# At least tell me which American city...



## zaman_27 (Apr 24, 2012)

Since no one is willing to tell me of any squats in califonria,can you at least tell me in which American city is it easiest to get government housing? meaning which city has the lowest waiting list and rental costs? Thanks.


----------



## FolkYouDad (Apr 24, 2012)

From what I hear Minnesota has alot of programs to help out people with employment and housing. I don't know any details specifically, but it's probably something worth looking into.


----------



## scatwomb (Apr 24, 2012)

zaman_27 said:


> Since no one is willing to tell me of any squats in califonria,can you at least tell me in which American city is it easiest to get government housing? meaning which city has the lowest waiting list and rental costs? Thanks.


 
It's funny that you're not asking about squats in other cities, just government housing. 
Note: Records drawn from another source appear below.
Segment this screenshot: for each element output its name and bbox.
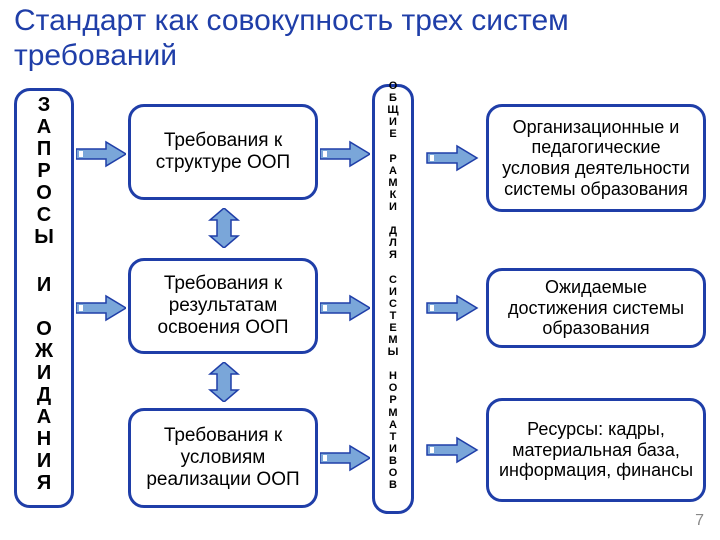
center-vert: О Б Щ И Е Р А М К И Д Л Я С И С Т Е М Ы … [372,80,414,491]
left-vert-top: З А П Р О С Ы [14,94,74,248]
mid-box-1-text: Требования к структуре ООП [139,130,307,174]
right-box-1-text: Организационные и педагогические условия… [497,117,695,200]
arrow-icon [424,294,480,322]
page-number: 7 [695,512,704,530]
mid-box-2-text: Требования к результатам освоения ООП [139,273,307,339]
mid-box-3: Требования к условиям реализации ООП [128,408,318,508]
mid-box-1: Требования к структуре ООП [128,104,318,200]
arrow-icon [76,140,126,168]
arrow-icon [320,294,370,322]
arrow-icon [76,294,126,322]
arrow-icon [320,140,370,168]
double-arrow-icon [204,362,244,402]
right-box-2-text: Ожидаемые достижения системы образования [497,277,695,339]
arrow-icon [320,444,370,472]
arrow-icon [424,436,480,464]
right-box-2: Ожидаемые достижения системы образования [486,268,706,348]
right-box-3-text: Ресурсы: кадры, материальная база, инфор… [497,419,695,481]
left-vert-bot: И О Ж И Д А Н И Я [14,274,74,494]
double-arrow-icon [204,208,244,248]
mid-box-3-text: Требования к условиям реализации ООП [139,425,307,491]
mid-box-2: Требования к результатам освоения ООП [128,258,318,354]
right-box-1: Организационные и педагогические условия… [486,104,706,212]
slide-title: Стандарт как совокупность трех систем тр… [14,4,720,73]
arrow-icon [424,144,480,172]
right-box-3: Ресурсы: кадры, материальная база, инфор… [486,398,706,502]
FolkYouDad is right - Minnesota has good social services. That's why they're so healthy and highly educated. They're also incredibly passive aggressive, unfriendly and cliquey - that, however, is an entirely different story. 
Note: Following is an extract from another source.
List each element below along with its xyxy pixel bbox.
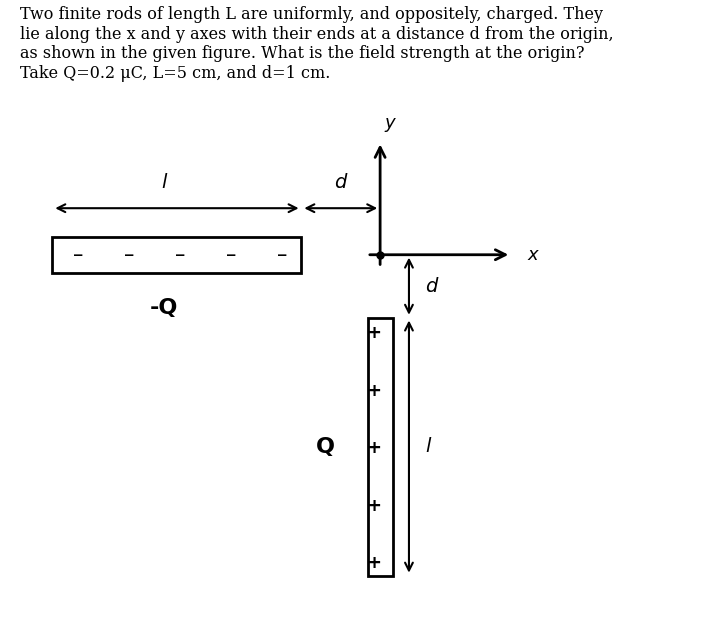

You should go squat in the Redwoods - just go up towards Eureka. Everyone's doin' it.


----------



## zaman_27 (Apr 29, 2012)

what does passive aggressive mean?
reason I'm not asking for any squts in other cities, is coz nobody will tell me, as they're paranoid


----------



## Pheonix (Apr 29, 2012)

zaman_27 said:


> what does passive aggressive mean?
> reason I'm not asking for any squts in other cities, is coz nobody will tell me, as they're paranoid


 
passive aggressive means the state of Minnesota lets the winter take care of their homeless problem.


----------



## scatwomb (Apr 30, 2012)

http://www.urbandictionary.com/define.php?term=passive aggressive

also see the first definition of "Minnesota nice":

http://www.urbandictionary.com/define.php?term=minnesota+nice


----------



## bryanpaul (Apr 30, 2012)

i've never tried to get government subsidied housing but i know seattle has a pretty good list of homeless services .....compared with other cities i've been it seemed like there was alot of help to be had there.......


----------